Using Wilms’ tumor gene (WT1) expression as a marker for minimal residual disease (MRD) in patients with acute myeloid leukemia (AML) is a powerful prognostic factor in treatment selection, according to a study of 713 patients with AML.
Researchers led by Dr. Juliette Lambert of the University Paris-Saclay, Le Chesnay, France, evaluated the prognostic value of post-induction WT1 MRD level, plus the interaction between post-induction WT1 MRD response and the effect of HCT in first complete remission (CR).
Patients were age 18 to 59 years, and 539 patients (75.6%) had an overexpression of WT1 at diagnosis.

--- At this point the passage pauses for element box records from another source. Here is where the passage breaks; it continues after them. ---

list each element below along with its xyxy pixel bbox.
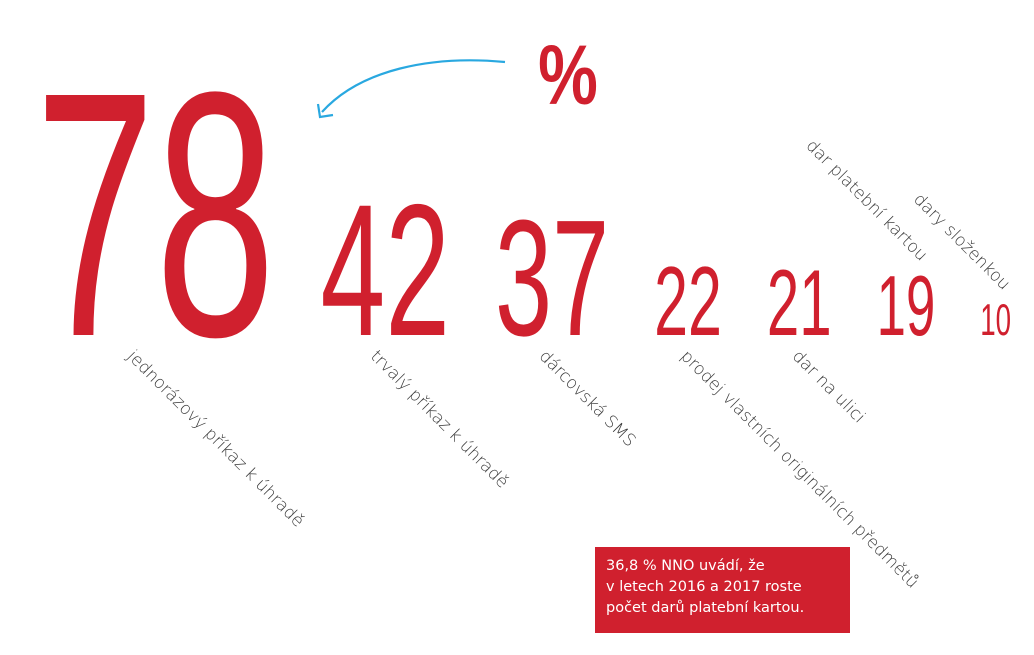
note-line: 36,8 % NNO uvádí, že	[606, 558, 765, 574]
value-number: 22	[654, 247, 722, 356]
arrow	[321, 59, 506, 113]
value-number: 10	[980, 294, 1011, 344]
category-label: dar na ulici	[788, 346, 869, 427]
value-number: 37	[495, 186, 609, 371]
arrowhead	[316, 103, 334, 119]
note-box	[595, 547, 850, 633]
value-number: 42	[320, 167, 450, 376]
value-number: 21	[767, 250, 832, 356]
note-line: v letech 2016 a 2017 roste	[606, 579, 802, 595]
note-line: počet darů platební kartou.	[606, 600, 804, 616]
value-number: 78	[35, 19, 276, 410]
unit-annotation: %	[538, 29, 598, 123]
value-number: 19	[877, 258, 936, 353]
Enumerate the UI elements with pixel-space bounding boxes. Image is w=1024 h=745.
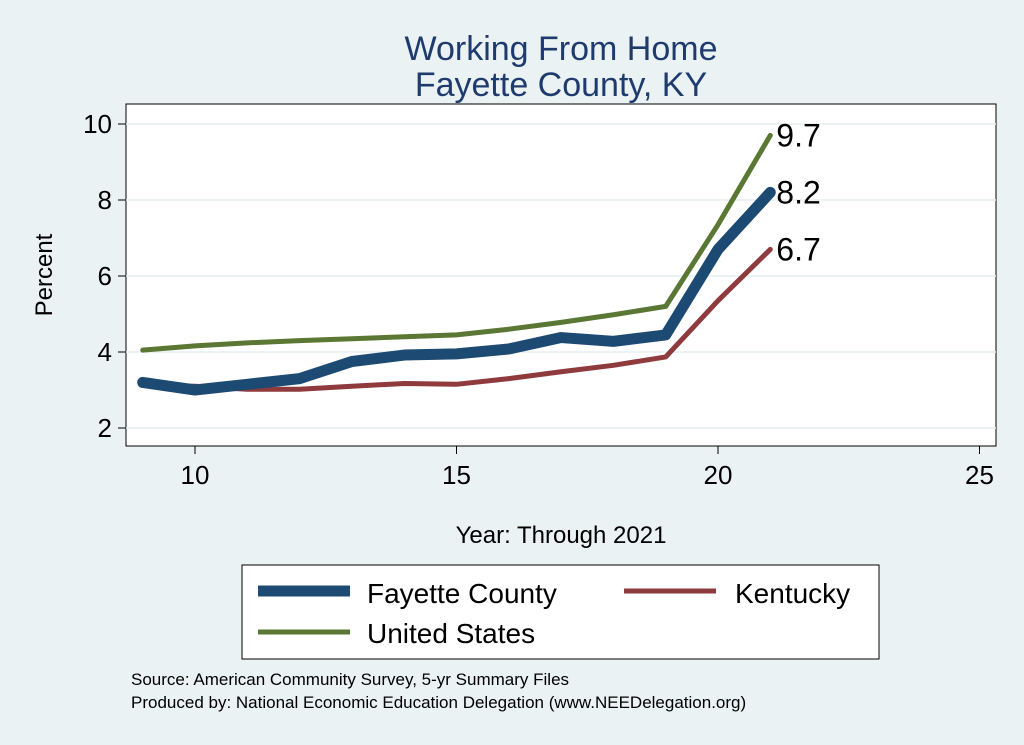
legend-label-fayette-county: Fayette County [367, 578, 557, 609]
x-tick-label: 20 [704, 460, 733, 490]
y-tick-label: 8 [98, 185, 112, 215]
chart-title-line-1: Working From Home [405, 30, 718, 68]
series-line-united-states [140, 132, 773, 353]
y-axis-title: Percent [31, 233, 58, 316]
end-label-fayette-county: 8.2 [776, 174, 820, 210]
legend: Fayette County Kentucky United States [241, 564, 880, 660]
plot-area [125, 103, 997, 447]
chart-title-line-2: Fayette County, KY [415, 66, 707, 104]
series-lines [137, 132, 776, 396]
x-tick-label: 15 [442, 460, 471, 490]
y-tick-label: 6 [98, 261, 112, 291]
series-line-fayette-county [137, 186, 776, 396]
x-axis-title: Year: Through 2021 [456, 522, 667, 549]
x-tick-label: 25 [965, 460, 994, 490]
producer-note: Produced by: National Economic Education… [131, 693, 746, 712]
legend-box [241, 564, 880, 660]
legend-label-united-states: United States [367, 618, 535, 649]
y-tick-label: 4 [98, 337, 112, 367]
y-tick-label: 2 [98, 413, 112, 443]
y-tick-label: 10 [83, 109, 112, 139]
grid-lines [126, 123, 996, 429]
end-labels: 6.7 9.7 8.2 [776, 117, 820, 267]
legend-label-kentucky: Kentucky [735, 578, 850, 609]
axes: 2 4 6 8 10 10 15 20 25 [83, 109, 994, 490]
end-label-kentucky: 6.7 [776, 231, 820, 267]
end-label-united-states: 9.7 [776, 117, 820, 153]
x-tick-label: 10 [181, 460, 210, 490]
source-note: Source: American Community Survey, 5-yr … [131, 670, 569, 689]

After induction, MRD levels were assessed using cDNA-based real-time quantitative polymerase chain reaction (PCR). Occurrence of a WT1 MRD ratio >2.5% in the marrow or >0.5% in peripheral blood was categorized as positive MRD (MRD+), while a ratio under these thresholds was defined as negative MRD (MRD-).
Among the 539 WT1+ patients at diagnosis, 473 achieved CR (87.7%), and of those, 279 patients were MRD- and 60 were MRD+.

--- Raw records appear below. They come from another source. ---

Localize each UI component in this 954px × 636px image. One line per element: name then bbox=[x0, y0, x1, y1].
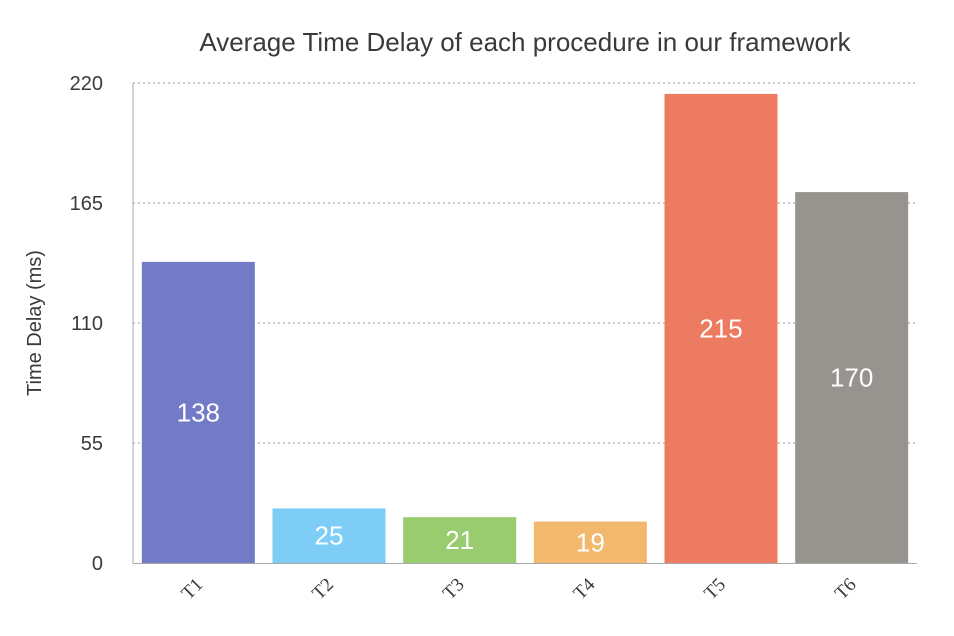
bar-value-label: 21 bbox=[445, 525, 474, 555]
bar-value-label: 215 bbox=[699, 313, 742, 343]
bar-t5 bbox=[664, 93, 778, 563]
x-tick-label: T3 bbox=[439, 574, 469, 604]
bar-t6 bbox=[795, 192, 909, 563]
x-tick-label: T1 bbox=[178, 574, 208, 604]
gridlines bbox=[133, 82, 917, 444]
y-axis-label: Time Delay (ms) bbox=[24, 250, 46, 396]
chart-title: Average Time Delay of each procedure in … bbox=[199, 27, 851, 57]
bar-t1 bbox=[141, 261, 255, 563]
x-tick-label: T5 bbox=[700, 574, 730, 604]
x-tick-label: T6 bbox=[831, 574, 861, 604]
bar-t4 bbox=[533, 521, 647, 563]
y-tick-label: 55 bbox=[81, 433, 103, 455]
y-tick-label: 0 bbox=[92, 553, 103, 575]
x-axis-ticks: T1 T2 T3 T4 T5 T6 bbox=[178, 574, 861, 604]
bar-value-labels: 138 25 21 19 215 170 bbox=[177, 313, 874, 557]
x-tick-label: T2 bbox=[308, 574, 338, 604]
bar-value-label: 19 bbox=[576, 527, 605, 557]
y-tick-label: 220 bbox=[70, 73, 103, 95]
x-tick-label: T4 bbox=[570, 574, 600, 604]
bars bbox=[141, 93, 909, 563]
axes bbox=[132, 83, 917, 564]
y-tick-label: 165 bbox=[70, 193, 103, 215]
bar-value-label: 138 bbox=[177, 397, 220, 427]
bar-value-label: 170 bbox=[830, 363, 873, 393]
bar-value-label: 25 bbox=[315, 521, 344, 551]
y-axis-ticks: 0 55 110 165 220 bbox=[70, 73, 103, 575]
bar-t2 bbox=[272, 508, 386, 563]
bar-t3 bbox=[403, 517, 517, 563]
y-tick-label: 110 bbox=[71, 313, 103, 335]
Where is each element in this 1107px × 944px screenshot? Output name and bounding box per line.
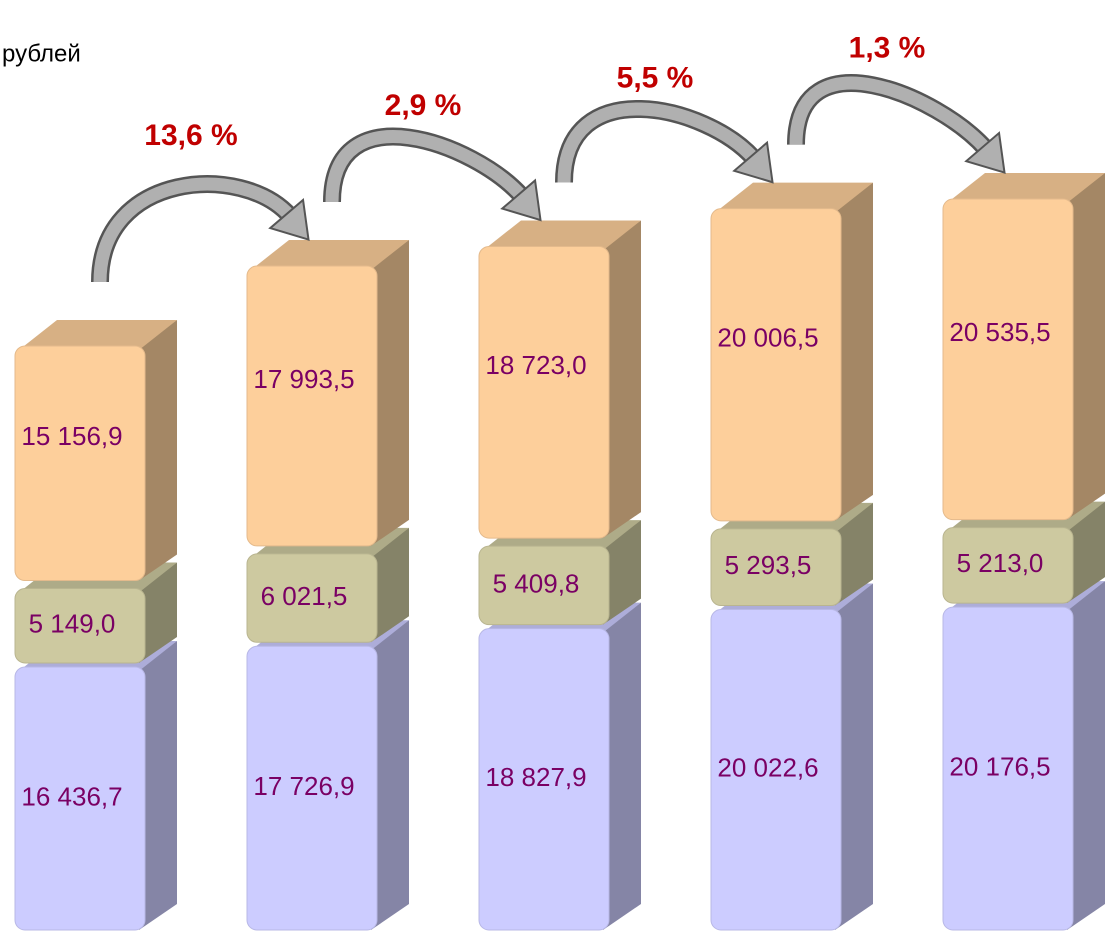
bar-side (835, 583, 873, 930)
bar-side (1067, 173, 1105, 520)
annotation: 1,3 % (849, 32, 926, 65)
bar-top (19, 319, 177, 350)
bar (710, 208, 842, 522)
bar-side (371, 239, 409, 546)
bar-side (603, 602, 641, 930)
arrow-head (964, 131, 1006, 174)
bar-side (835, 502, 873, 606)
bar-side (139, 319, 177, 581)
bar-side (603, 220, 641, 539)
arrow-head (500, 178, 542, 222)
annotation: 2,9 % (385, 89, 462, 122)
bar-side (1067, 501, 1105, 604)
value-label: 20 176,5 (949, 751, 1050, 781)
bar (246, 553, 378, 643)
bar (478, 245, 610, 539)
bar-side (371, 527, 409, 643)
bar-side (1067, 581, 1105, 930)
bar (942, 606, 1074, 931)
arrow (557, 102, 759, 183)
arrow (93, 177, 295, 283)
bar (710, 609, 842, 931)
value-label: 20 535,5 (949, 317, 1050, 347)
bar (942, 198, 1074, 521)
value-label: 20 022,6 (717, 753, 818, 783)
bar (478, 628, 610, 931)
bar-top (483, 220, 641, 251)
value-label: 6 021,5 (261, 581, 348, 611)
value-label: 5 213,0 (957, 548, 1044, 578)
bar (710, 528, 842, 607)
value-label: 5 293,5 (725, 550, 812, 580)
bar-side (603, 520, 641, 625)
bar (478, 545, 610, 626)
bar (246, 265, 378, 547)
value-label: 18 723,0 (485, 350, 586, 380)
value-label: 20 006,5 (717, 323, 818, 353)
value-label: 16 436,7 (21, 781, 122, 811)
annotation: 13,6 % (144, 119, 237, 152)
value-label: 18 827,9 (485, 762, 586, 792)
bar-side (835, 182, 873, 521)
bar (14, 588, 146, 664)
bar-top (251, 239, 409, 270)
bar (14, 345, 146, 582)
arrow (325, 130, 527, 203)
bar (942, 527, 1074, 604)
value-label: 5 149,0 (29, 609, 116, 639)
value-label: 5 409,8 (493, 568, 580, 598)
bar-side (139, 562, 177, 663)
arrow-head (732, 140, 774, 184)
value-label: 17 726,9 (253, 771, 354, 801)
arrow (789, 76, 991, 154)
annotation: 5,5 % (617, 62, 694, 95)
value-label: 15 156,9 (21, 421, 122, 451)
bar-top (947, 173, 1105, 203)
bar-side (139, 640, 177, 930)
unit-label: рублей (2, 40, 81, 67)
arrow-head (268, 198, 310, 241)
bar-side (371, 620, 409, 930)
value-label: 17 993,5 (253, 364, 354, 394)
bar-top (715, 182, 873, 213)
bar (246, 645, 378, 931)
bar (14, 666, 146, 931)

Outcomes at 4 years post-induction are shown below.
|HR (95% CI)||p-value|
|Overall survival||71.6%||43.3%||2.34 (1.56-3.51)||<0.001|
|Relapse-free survival||60.9%||24.9%||2.69 (1.89-3.83)||<0.001|
When adjusted for age, cytogenetics, NPM1 mutation status and FLT3-ITD status, MRD remained independently associated with relapse incidence (HR, 2.15 [1.41-3.29]; p<0.001).
The role of MRD in allogeneic transplantation
The researchers then analyzed the role of HCT in 254 patients with intermediate-/unfavorable-risk AML and available post-induction WT1 MRD evaluation (199 MRD-, 55 MRD+). HCT was performed in 155 patients. Overall, both MRD and HCT were independent prognostic factors.
In these patients, HCT significantly improved the cumulative incidence of relapse (HR, 0.33 [0.22-0.51]; p<0.001) and RFS (HR, 0.53 [0.37-0.76]; p=0.001).
Dr. Lambert and her colleagues concluded that because early WT1 MRD response retains its prognostic value among patients independently of HCT in first CR, this may help risk-stratify treatment choices for patients with WT1 more accurately.